ICMP unreachable (DF) does not report the NATed IP

"Hillmann, Oliver" <Oliver.Hillmann@xxxxxxxxxx> · Thu, 24 Apr 2003 17:37:09 +0200

Hi,

I came across a problem with ICMP Unreachable Don't Fragment packages during the Path MTU discovery process on a linux software router which SNATs a small-MTU connected host to a larger-MTU network:

host A |--link A--| linux router |--link B--| host B
10.0.0.1       10.0.0.2       10.0.1.2     10.0.1.1

Link A has an MTU of 1400 (being a tunnel running PPP over L2TP over IP, that's why), Link B has an MTU of 1500. The router SNATs host A to its own interface address on link B, so that all connections to host B are seen as originating from the router.

When host B sends a return packet towards host A (like a response to a HTTP request), it can be up to 1500 bytes, which is too big for link A, it gets discarded by the router because the Dont Fragment flag is set. The router then informs host B of this by sending an ICMP Unreachable (Dont Fragment) packet and includes part of the dropped packet in this ICMP message, thus informing host B which packet has been dropped.

Unfortunataly, this part of the original packet shows the real IP of host A (10.0.0.1) and not the SNATed one (10.0.1.2) to which the original package has been sent. Obviously, the netfilter code un-SNATs the packet, so that it gets the 'real' IP of host A in order to be forwarded, then tries to send it, which fails, and now sends back the _un-SNATed_ packet portion. Consequently, host B discards this packet because it has never sent a package to the IP 10.0.0.1 reported in the ICMP error message.

SNATing in my setting is done via the usual POSTROUTING rule on the link B-interface of the router. Removing SNATing rules lets this setting work as expected, because the ICMP error messages now represent the actual network layout. Any TCPMSS tricks won't help either, simply because host A does not announce its MSS, and in fact announcing its MSS and discovering its MTU are two different things...

In order to have this kind of PMTU discovery working, the ICMP unreachable packets must represent the IP address of the SNAT-source interface. This could be either done a) by testing if a packet would have to be dropped due to DF contraints *before* mangling NAT IP addresses (which probably would break routing sementics), or b) by having some kind of ICMP NAT helper which mangles the reported IP addresses in the internet header payload of these packets.

Of course, this mangling would cause ICMP messages telling that you cannot send a packet to a host with this particular host's source address ("10.0.1.2 reports that a packet didn't reach 10.0.1.2 due to MTU and DF contraints"), which is kinda braindead and reflects the same dilemma as mentioned in ip_core_nat.c (having other host unreachable errors originating from the host reported unreachable), but then, NAT still is and always has been a hack and is partially braindead in itself...

Can anybody verify or falsify my observations? What do I miss?

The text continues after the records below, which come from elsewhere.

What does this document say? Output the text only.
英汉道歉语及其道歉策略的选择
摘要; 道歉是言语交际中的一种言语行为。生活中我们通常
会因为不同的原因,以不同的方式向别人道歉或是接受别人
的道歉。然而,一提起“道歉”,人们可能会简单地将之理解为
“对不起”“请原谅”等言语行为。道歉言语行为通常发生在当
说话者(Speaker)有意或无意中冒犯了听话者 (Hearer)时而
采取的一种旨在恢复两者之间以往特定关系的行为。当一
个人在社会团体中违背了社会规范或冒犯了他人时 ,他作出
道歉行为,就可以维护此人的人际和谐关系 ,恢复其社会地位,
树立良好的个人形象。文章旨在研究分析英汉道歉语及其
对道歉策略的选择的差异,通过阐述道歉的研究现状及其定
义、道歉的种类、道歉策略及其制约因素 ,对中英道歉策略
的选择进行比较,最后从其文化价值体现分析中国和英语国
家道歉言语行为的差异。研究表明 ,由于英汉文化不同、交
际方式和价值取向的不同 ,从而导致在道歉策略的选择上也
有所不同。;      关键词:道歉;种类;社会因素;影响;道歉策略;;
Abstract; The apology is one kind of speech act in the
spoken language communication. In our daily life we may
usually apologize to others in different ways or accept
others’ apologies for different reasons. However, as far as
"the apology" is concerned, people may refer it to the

Is there a simple magic command line switch that makes this work and makes me look like an idiot? What can I do to solve this? Except writing some NAT helper for this? (Actually, I might try this if some networking jedis agree with me on the description of the problem... :)

Thanks for any comments!

Regards,

Oliver
P.S.: Oh, and please forgive me for using this broken mail client. If you cannot forgive, at least feel some amount of pity that I am forced to this stupid bloat thing instead of decent pine... Or mutt... Or elm... :)